Now, about single-seat electoral districts. 222 seats have been distributed on the basis of the election results. In three districts the elections have been declared not to have taken place because of a high percentage of voters who voted "against all." Repeat elections in these districts are set for March 14, 2004.
So far as single-seat districts are concerned the party representation is as follows. The Untied Russia has the largest number of deputy seats in the State Duma - 103. It is followed by much less successful parties: People's Party of the Russian Federation - 17; Communist Party of the Russian Federation - 12; Election bloc "Rodina" (popular-patriotic union)" - 8 seats.
67 deputies have been elected from among self-nominated candidates.
The winners in single-seat districts received from 17.46 percent of the vote (Andrei Alexandrovich Benin, Admiralteisky single-seat electoral district No. 206, St. Petersburg) to 82.12 percent of the vote (Iosif Davydovih Kobzon, Aginsky Buryat single-seat electoral district No. 215, Aginsky Buryat Autonomous Okrug).
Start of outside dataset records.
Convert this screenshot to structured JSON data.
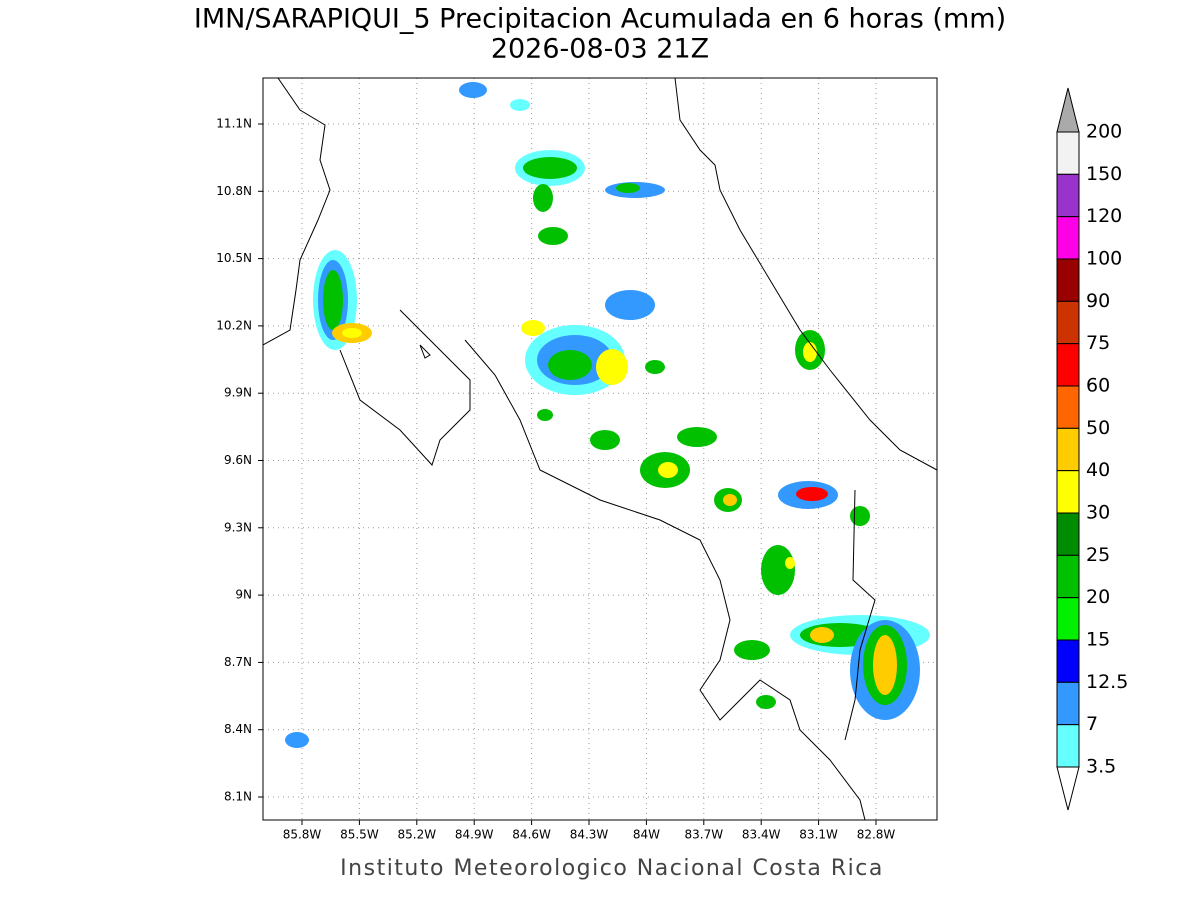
{
  "title": "IMN/SARAPIQUI_5 Precipitacion Acumulada en 6 horas (mm)",
  "subtitle": "2026-08-03 21Z",
  "lat_labels": [
    "11.1N",
    "10.8N",
    "10.5N",
    "10.2N",
    "9.9N",
    "9.6N",
    "9.3N",
    "9N",
    "8.7N",
    "8.4N",
    "8.1N"
  ],
  "lon_labels": [
    "85.8W",
    "85.5W",
    "85.2W",
    "84.9W",
    "84.6W",
    "84.3W",
    "84W",
    "83.7W",
    "83.4W",
    "83.1W",
    "82.8W"
  ],
  "colorbar": {
    "labels": [
      "200",
      "150",
      "120",
      "100",
      "90",
      "75",
      "60",
      "50",
      "40",
      "30",
      "25",
      "20",
      "15",
      "12.5",
      "7",
      "3.5"
    ],
    "colors": [
      "#f2f2f2",
      "#9933cc",
      "#ff00e6",
      "#990000",
      "#cc3300",
      "#ff0000",
      "#ff6600",
      "#ffcc00",
      "#ffff00",
      "#008c00",
      "#00c000",
      "#00f000",
      "#0000ff",
      "#3399ff",
      "#66ffff"
    ],
    "over_color": "#aaaaaa",
    "under_color": "#ffffff"
  },
  "footer": "Instituto Meteorologico Nacional Costa Rica"
}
A mere 65 candidates for deputy in single-seat electoral districts have received more than a half of the vote.
A total of about 25 million voters have cast their votes for winners in single-seat districts and almost 43 million have voted for deputies elected on party lists.
What has caused our greatest concern in the past election campaign?
This is a decrease in the number of voters who took part in the elections and an increase of 650 thousand in the number of voters who voted against all federal lists. Whereas in December 1999 the number of voters who came to the polls was 66,840 thousand, this year this number was 60,712 thousand, i.e. the turnout of voters decreased by 6 percent to 55.75 percent of the number of voters included in voter lists.
Such activity of voters does not practically differ from the situation in many democratic countries but this must not put our minds at ease. This trend has to be thoroughly analyzed.
Composition of the State Duma of the fourth convocation. According to our data 440 deputies are graduates of higher educational establishments. The age groups are as follows: 9 deputies are under thirty years; 74 are 30 to 40; 135 - 40 to 50, 179 - 50 to 60, 50 are aged 60 and over.
The new State Duma has 45 women (in 1999 there were 35, in 1995 - 46). Of course, it is not many.
273 deputies, i.e., more than a half of all deputies, served on the bodies of state power before election. Out of this number 205 were deputies of the State Duma, 32 - deputies of regional parliaments. 46 deputies held various posts in executive bodies immediately before the election and 11 deputies represent the bodies of local self-government.
The productive sectors of the economy and the cultural, scientific, arts and educational institutions are represented by over 15 percent of deputies, the mass media by 4 deputies. Your colleagues include two servicemen, seven representatives of the law enforcement bodies, private entrepreneurs, pensioners.
In conclusion, I want once again to congratulate you on your victory in the elections and wish you successes in the difficult legislative activity: in a large degree the quality of life of each Russian citizen and the wellbeing of the country as a whole depend on how effective this activity will be.